A schematic of your quadrature sensor would help troubleshooting. Let me assume that it is an infrared LED (perhaps two) combined with a phototransistor generating Channel A, and another phototransistor generating Channel B. An oscilloscope may give more info than logic analyser.
Almost all of your noise glitches occur when your sensor is at logic low. This gives a clue that LED light might be either insufficient, or too bright - only a schematic could tell which. Could also be caused by optical misalignment too. Could also be caused by a poorly chosen value for pull-up or pull-down resistors on your optical detector. However, I do see one glitch going high to low, so this may not be the only problem.
Glitch noise might also be caused by:
-A nearby switch-mode power supply
-Your BLDC motor switching from pole to pole
It would seem that glitches simultaneously affect all three channels (if they're all low, not when high). That suggests an external noise source. Such noise is usually attacked at source. I think your index line should remain mostly low, and usually would pulse high once per revolution. Use that line to judge success of your noise reduction efforts.

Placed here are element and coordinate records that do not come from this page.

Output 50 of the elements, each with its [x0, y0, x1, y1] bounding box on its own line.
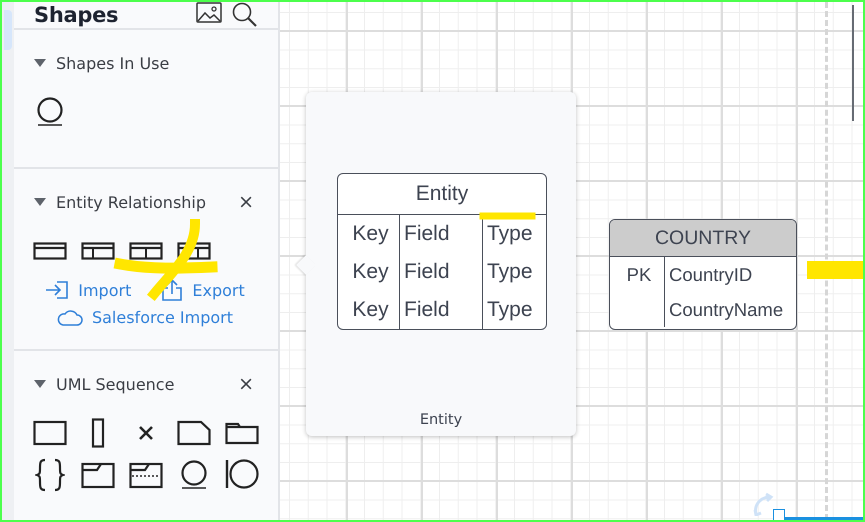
table-cell-text: CountryName	[668, 298, 784, 322]
table-cell-text: CountryID	[668, 263, 754, 287]
section-title[interactable]: Entity Relationship	[56, 192, 238, 212]
collapse-triangle-icon[interactable]	[34, 198, 46, 206]
table-cell-text: Type	[486, 221, 534, 247]
selection-handle[interactable]	[773, 509, 785, 520]
table-shape-icon[interactable]	[129, 242, 163, 260]
section-title[interactable]: Shapes In Use	[56, 54, 254, 72]
table-cell: Field	[400, 215, 483, 253]
table-cell: Field	[400, 291, 483, 329]
table-cell: Key	[338, 215, 400, 253]
table-cell: Key	[338, 253, 400, 291]
panel-title: Shapes	[34, 3, 120, 27]
import-icon	[45, 280, 70, 300]
table-cell-text: Type	[486, 297, 534, 323]
section-title[interactable]: UML Sequence	[56, 374, 238, 394]
circle-shape-icon[interactable]	[179, 460, 209, 490]
rotate-handle-icon[interactable]	[753, 492, 775, 516]
diagram-canvas[interactable]: Entity Key Field Type Key Field Type Key Field Type Entity COUNTRY PK CountryID CountryName	[280, 2, 863, 520]
image-icon[interactable]	[196, 2, 222, 24]
link[interactable]: Import	[45, 278, 132, 302]
close-button[interactable]: ×	[238, 192, 254, 212]
note-shape-icon[interactable]	[177, 420, 211, 446]
lifeline-shape-icon[interactable]	[91, 418, 105, 448]
frame-shape-icon[interactable]	[81, 461, 115, 489]
table-shape-icon[interactable]	[81, 242, 115, 260]
table-cell: Field	[400, 253, 483, 291]
search-icon[interactable]	[232, 2, 258, 28]
table-cell-text: Type	[486, 259, 534, 285]
collapse-triangle-icon[interactable]	[34, 380, 46, 388]
table-title: Entity	[338, 174, 546, 215]
collapse-triangle-icon[interactable]	[34, 59, 46, 67]
table-shape-icon[interactable]	[177, 242, 211, 260]
cross-shape-icon[interactable]	[138, 425, 154, 441]
folder-shape-icon[interactable]	[225, 421, 259, 445]
rectangle-shape-icon[interactable]	[33, 420, 67, 446]
cloud-icon	[56, 308, 83, 326]
popover-pointer	[296, 255, 316, 275]
table-title: COUNTRY	[610, 220, 796, 257]
export-icon	[161, 278, 184, 302]
table-shape-icon[interactable]	[33, 242, 67, 260]
preview-caption: Entity	[420, 412, 462, 428]
link[interactable]: Salesforce Import	[56, 308, 234, 327]
link[interactable]: Export	[161, 278, 245, 302]
braces-shape-icon[interactable]	[35, 458, 65, 492]
table-cell: PK	[610, 257, 665, 292]
circle-shape-icon[interactable]	[35, 97, 65, 127]
close-button[interactable]: ×	[238, 374, 254, 394]
frame-shape-icon[interactable]	[129, 461, 163, 489]
table-cell: Key	[338, 291, 400, 329]
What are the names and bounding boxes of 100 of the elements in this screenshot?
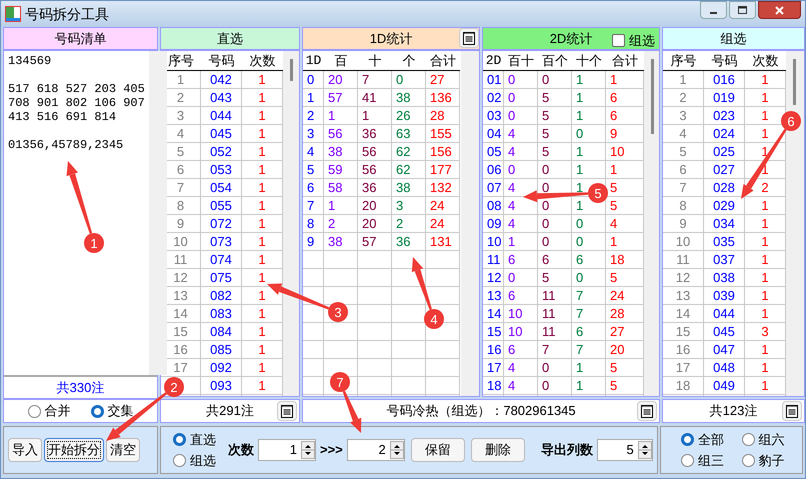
table-cell: 0 [542, 235, 550, 248]
table-cell: 049 [713, 379, 735, 392]
columns-label: 导出列数 [540, 441, 593, 460]
table-cell: 10 [508, 307, 522, 320]
table-cell: 10 [508, 325, 522, 338]
table-cell: 16 [487, 343, 502, 356]
type-radio[interactable]: 组选 [173, 450, 216, 470]
mode-radio[interactable]: 合并 [28, 401, 70, 421]
scrollbar[interactable] [148, 51, 167, 375]
table-cell: 57 [362, 235, 376, 248]
table-cell: 085 [210, 343, 232, 356]
notepad-button[interactable] [459, 28, 479, 48]
table-cell: 18 [610, 253, 624, 266]
table-cell: 047 [713, 343, 735, 356]
empty-cell [358, 287, 392, 305]
action-button[interactable]: 开始拆分 [44, 438, 104, 462]
table-cell: 08 [487, 199, 502, 212]
table-cell: 2 [176, 91, 184, 104]
table-cell: 023 [713, 109, 735, 122]
table-cell: 016 [713, 73, 735, 86]
table-cell: 10 [676, 235, 690, 248]
table-cell: 0 [542, 361, 550, 374]
count-from-spinner[interactable]: 1 [258, 439, 316, 461]
column-header: 1D [306, 52, 322, 70]
table-cell: 7 [176, 181, 184, 194]
table-cell: 2 [307, 109, 314, 122]
notepad-button[interactable] [277, 401, 297, 421]
table-cell: 4 [176, 127, 184, 140]
table-cell: 11 [542, 325, 556, 338]
table-cell: 4 [508, 217, 516, 230]
table-cell: 5 [542, 91, 550, 104]
hot-cold-summary: 号码冷热（组选）：7802961345 [386, 402, 576, 420]
table-cell: 4 [508, 199, 516, 212]
table-cell: 13 [487, 289, 502, 302]
table-cell: 1 [258, 325, 266, 338]
action-button[interactable]: 导入 [8, 438, 42, 462]
table-cell: 1 [508, 235, 516, 248]
mode-radio[interactable]: 交集 [90, 401, 134, 421]
table-cell: 044 [210, 109, 232, 122]
table-cell: 1 [761, 109, 769, 122]
table-cell: 1 [761, 253, 769, 266]
scrollbar[interactable] [786, 51, 804, 396]
notepad-button[interactable] [782, 401, 802, 421]
group-checkbox[interactable]: 组选 [612, 31, 655, 50]
table-cell: 7 [576, 307, 584, 320]
columns-spinner[interactable]: 5 [596, 439, 653, 461]
table-cell: 073 [210, 235, 232, 248]
table-cell: 1 [328, 199, 336, 212]
table-cell: 0 [508, 73, 516, 86]
number-list-textarea[interactable]: 134569 517 618 527 203 405 708 901 802 106 907 413 516 691 814 01356,45789,2345 [4, 51, 149, 156]
table-cell: 072 [210, 217, 232, 230]
table-cell: 0 [542, 199, 550, 212]
close-icon [775, 6, 784, 14]
table-cell: 6 [610, 109, 618, 122]
table-cell: 18 [487, 379, 502, 392]
empty-cell [358, 359, 392, 377]
table-cell: 1 [610, 163, 618, 176]
table-cell: 36 [362, 181, 376, 194]
table-cell: 6 [542, 253, 550, 266]
table-cell: 019 [713, 91, 735, 104]
table-cell: 09 [487, 217, 502, 230]
export-radio[interactable]: 全部 [681, 430, 742, 450]
table-cell: 28 [610, 307, 624, 320]
table-cell: 039 [713, 289, 735, 302]
table-cell: 04 [487, 127, 502, 140]
notepad-button[interactable] [637, 401, 657, 421]
table-cell: 11 [542, 289, 556, 302]
action-button[interactable]: 清空 [106, 438, 140, 462]
table-cell: 4 [679, 127, 687, 140]
export-radio[interactable]: 组三 [681, 450, 742, 470]
table-cell: 20 [362, 217, 376, 230]
table-cell: 16 [173, 343, 188, 356]
scrollbar[interactable] [283, 51, 299, 396]
table-cell: 1 [258, 235, 266, 248]
table-cell: 11 [487, 253, 500, 266]
count-to-spinner[interactable]: 2 [346, 439, 405, 461]
maximize-button[interactable] [729, 1, 756, 19]
scrollbar[interactable] [461, 51, 479, 396]
table-cell: 1 [258, 289, 266, 302]
table-cell: 1 [576, 379, 584, 392]
scrollbar[interactable] [644, 51, 659, 396]
table-cell: 5 [542, 271, 550, 284]
column-header: 百十 [508, 52, 534, 70]
table-cell: 41 [362, 91, 376, 104]
table-cell: 1 [258, 271, 266, 284]
table-cell: 8 [307, 217, 314, 230]
type-radio[interactable]: 直选 [173, 430, 216, 450]
empty-cell [426, 269, 460, 287]
close-button[interactable] [758, 1, 801, 19]
filter-button[interactable]: 保留 [410, 438, 465, 462]
minimize-button[interactable] [700, 1, 727, 19]
export-radio[interactable]: 组六 [742, 430, 802, 450]
table-cell: 3 [176, 109, 184, 122]
table-cell: 1 [258, 145, 266, 158]
filter-button[interactable]: 删除 [470, 438, 525, 462]
table-cell: 1 [258, 217, 266, 230]
export-radio[interactable]: 豹子 [742, 450, 802, 470]
table-cell: 13 [676, 289, 690, 302]
column-header: 次数 [250, 52, 276, 70]
table-cell: 045 [713, 325, 735, 338]
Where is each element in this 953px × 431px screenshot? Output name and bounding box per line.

Data sheet for CUI AMT11-3S cautions that "GND" should be connected to motor shell with a short wire. That may violate the "star" grounding principle, creating a noise-generating ground loop. This module has only one ground pin, which must serve a few purposes purposes:
-Provides return path for +5v power supply.
-Provides ground reference for serial TX, RX lines.
-Provides logic ground reference for CMOS output logic levels.
-Likely provides metal shell electrostatic shielding
This ground pin must certainly go back to your microcontroller ground along with +5v DC line. Grounding your BLDC motor shell might help, but exactly where to connect ground isn't clear (ATM11-3S gnd?, microcontroller gnd?, chassis gnd?.)
Shielding noise, filtering noise is a far poorer alternative to killing noise at source, but as you say, sometimes you are limited by others saying "can't change my part". Oh, the fun of engineering!